Pages from US Office of Foreign Seed and Plant Introduction's, New Plant Introductions 1914–1915 (Washington: Government Printing Office, 1915), 73-90, featuring electrotyped descriptions of imported plants sent to SPI cooperators, each with its assigned Plant Introduction (PI) Number.

Pages from US Office of Foreign Seed and Plant Introduction's, New Plant Introductions 1914–1915 (Washington: Government Printing Office, 1915), 73-90, featuring electrotyped descriptions of imported plants sent to SPI cooperators, each with its assigned Plant Introduction (PI) Number.

by Anny Li (MDes ’22) — Recipient of the Design Studies Thesis Prize.

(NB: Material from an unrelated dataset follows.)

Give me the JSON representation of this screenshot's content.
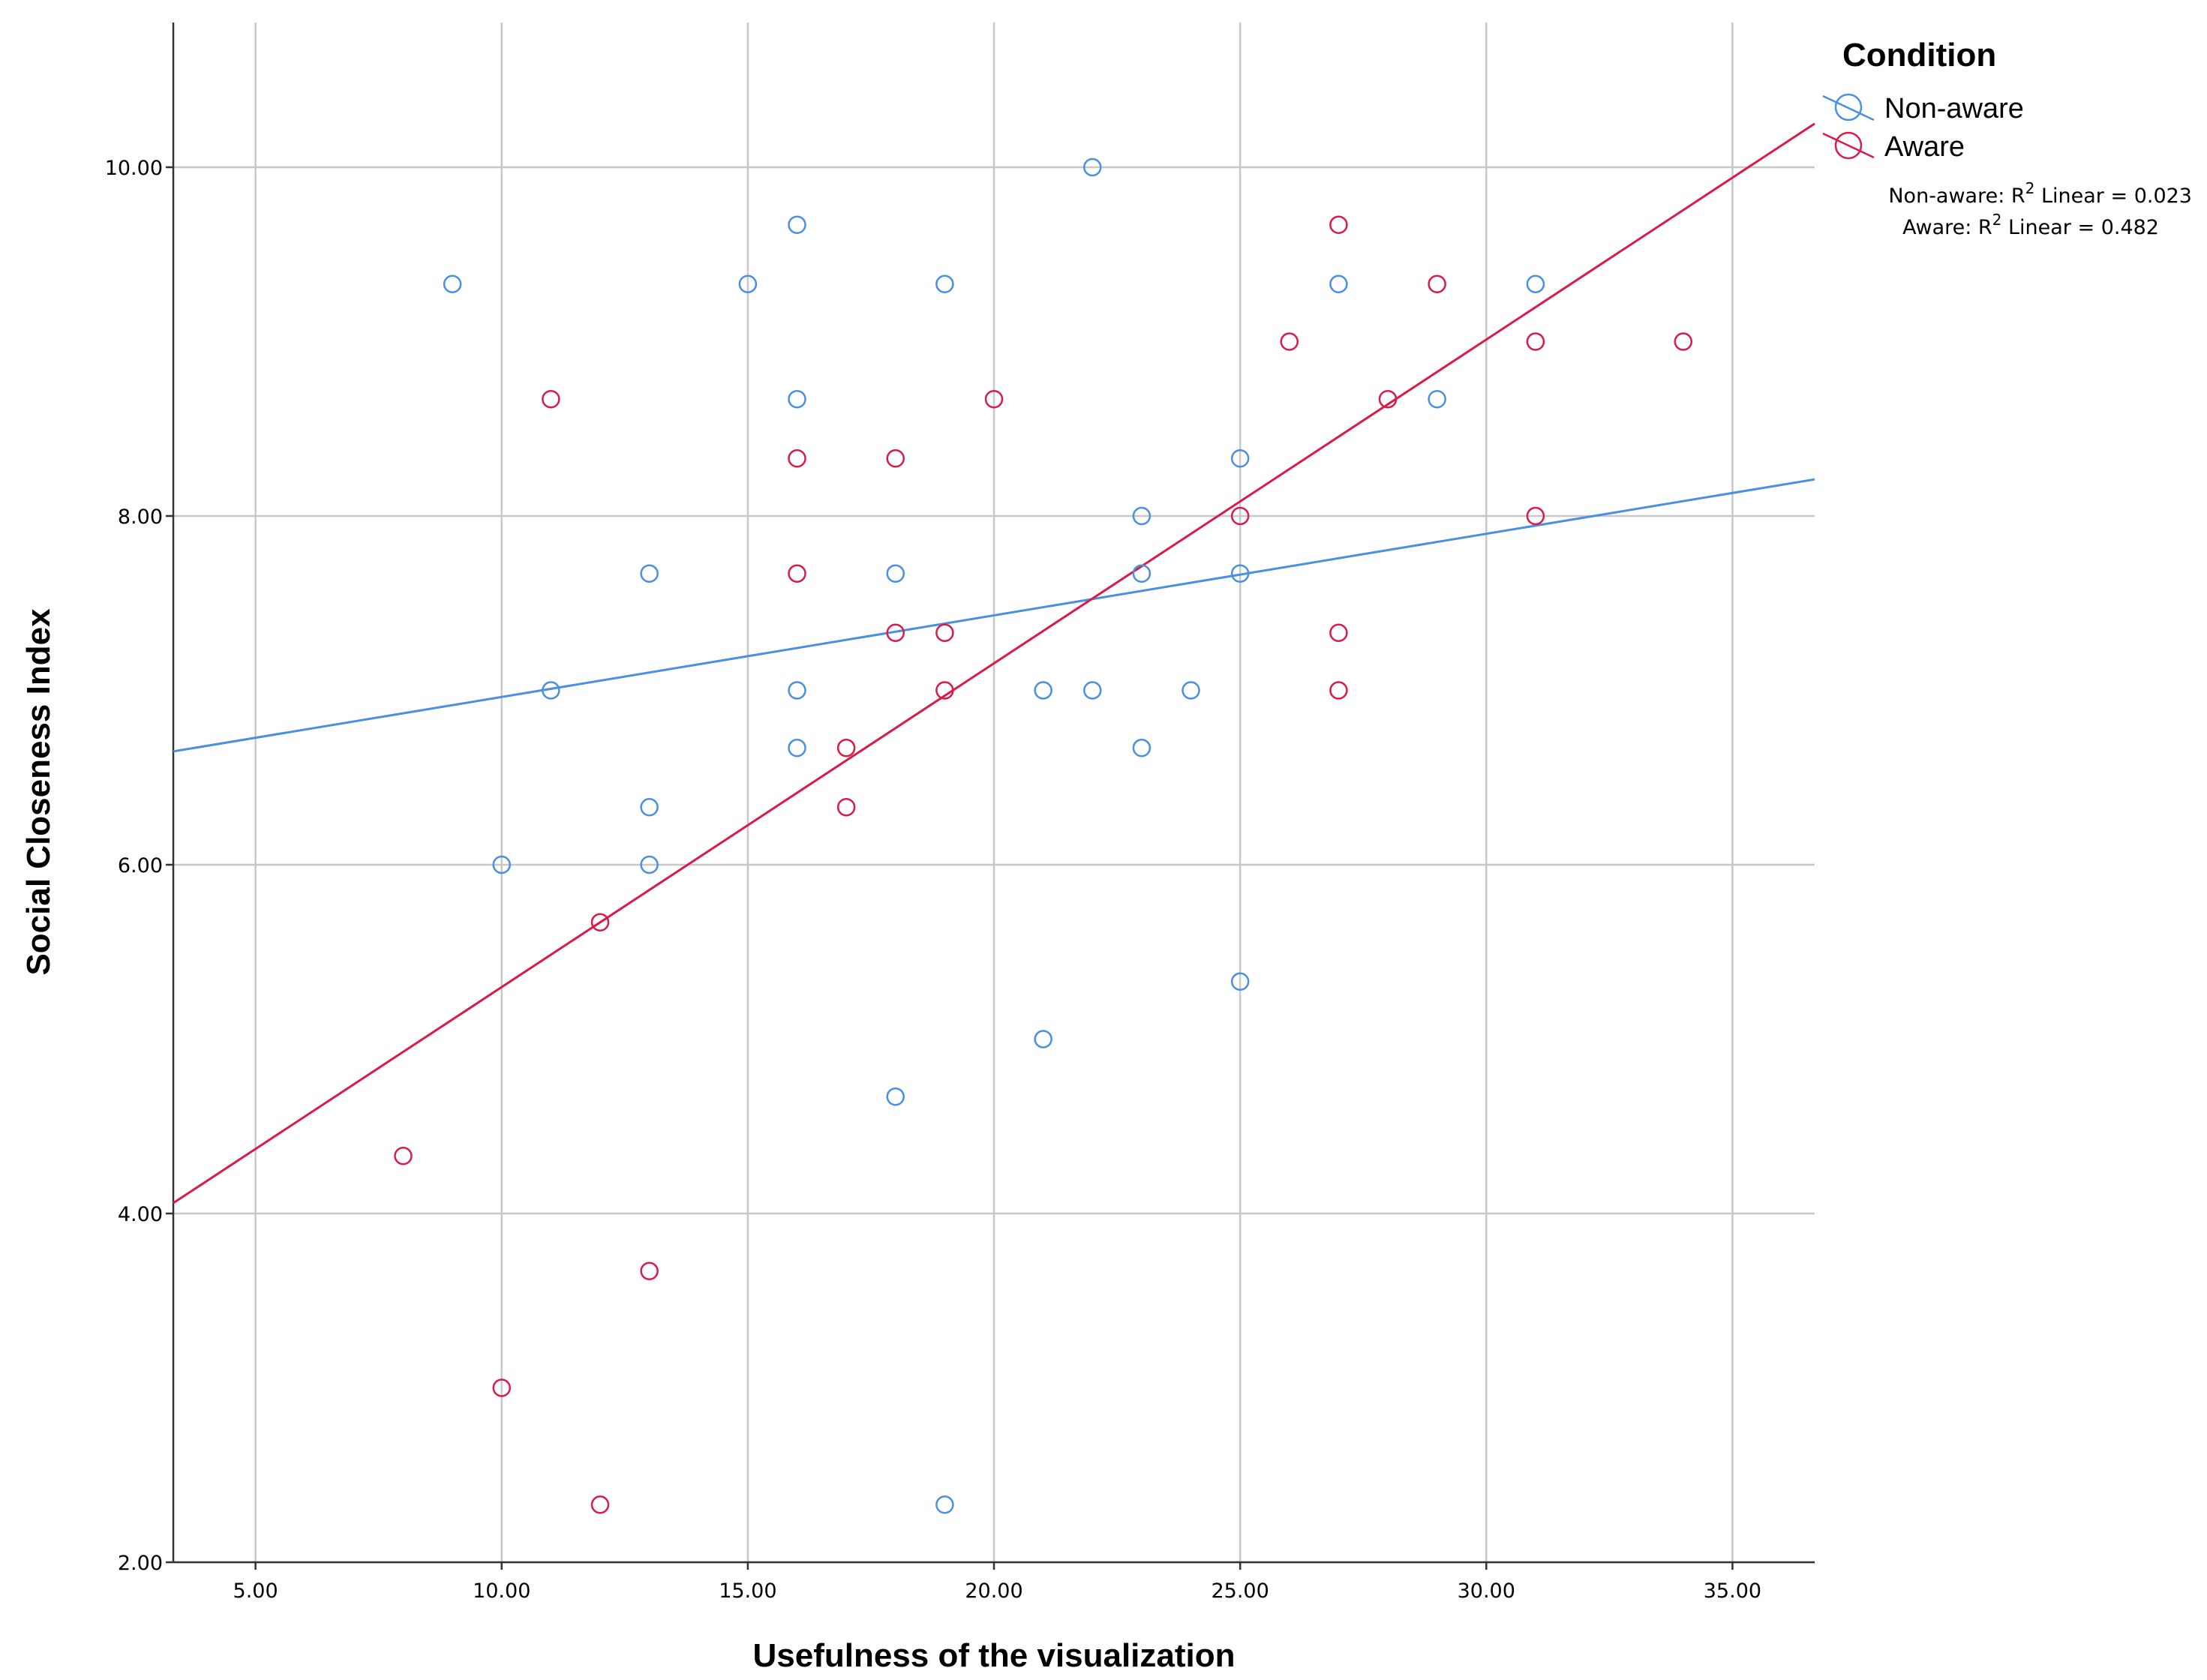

In 1898, the US Department of Agriculture established the Office of Foreign Seed and Plant Introduction (SPI) to systematically collect and introduce plants of economic interest to US soil. Employing a group of trained “agricultural explorers” to collect plants from all over the world, the office is credited with introducing a mouthwatering array of new fruit industries—mango, avocado, date palm, and citrus, to name just a few—as well as securing billion-dollar staple crops against diseases, pests, and drought with infusions of genetic material for breeding improved varieties. Yet traditional accounts of federal plant introduction often leave out what it took to integrate these collections into the agricultural landscape: systematic experimentation that inhered in monumental record-keeping practices, imperial relationships, and the ravenous need for industrial agriculture to reproduce itself at scale—thus motivating continual investment in seeds as “experimental capital.”

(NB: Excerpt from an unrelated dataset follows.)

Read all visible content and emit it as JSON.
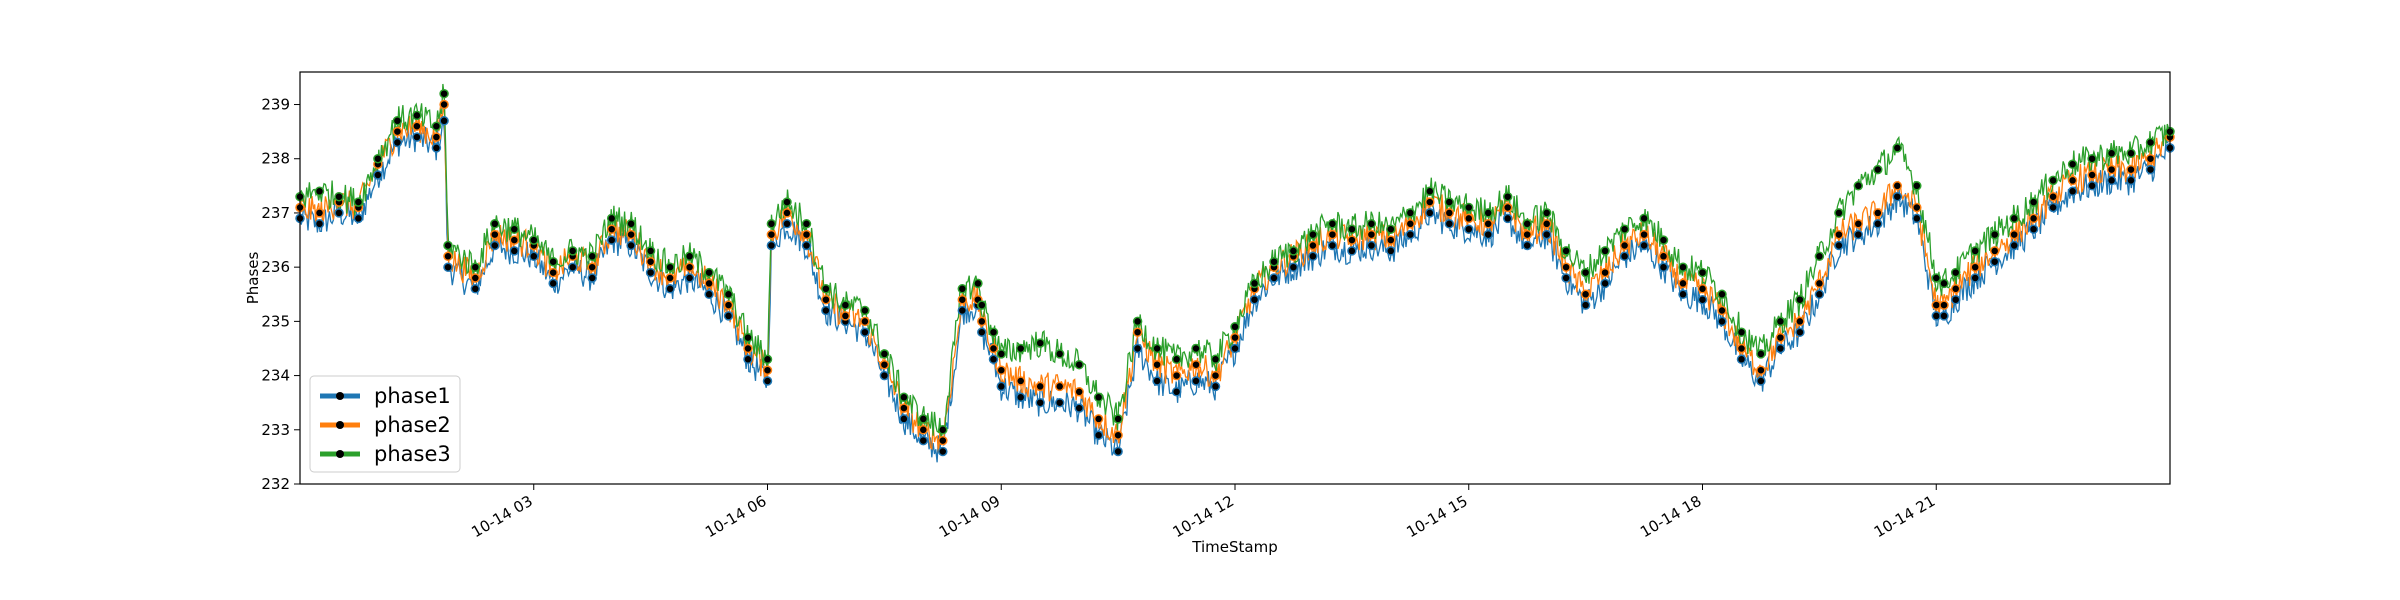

This thesis thus resituates the SPI’s administrators and explorers as actors in the US imperial “environmental management state” emergent at the turn of the century. I examine the archival logics of the state infrastructure built to accumulate and manage the living substrate of industrialized monocultures. First, I attend to the SPI’s exhaustive record-keeping system and media artifacts—bulletins, inventories, photographs and films—as constitutive of its scientific authority and reputation, but also as productive of a modern national identity. Then, I situate federal plant introduction work in the specific geography of southern Florida, mapping out its impact on the landscape through the creation of the Fairchild Tropical Garden. Finally, with soy being one of the most significant crops introduced to the US in the 20th century, I follow the 1929–31 Dorsett-Morse soybean collection expedition to East Asia to explore how living plant germplasm endures across changing institutions and landscapes. In following these living and non-living material traces, this thesis elaborates how the SPI serves as a conceptual and material precursor to contemporary genetic resources preservation and environmental politics.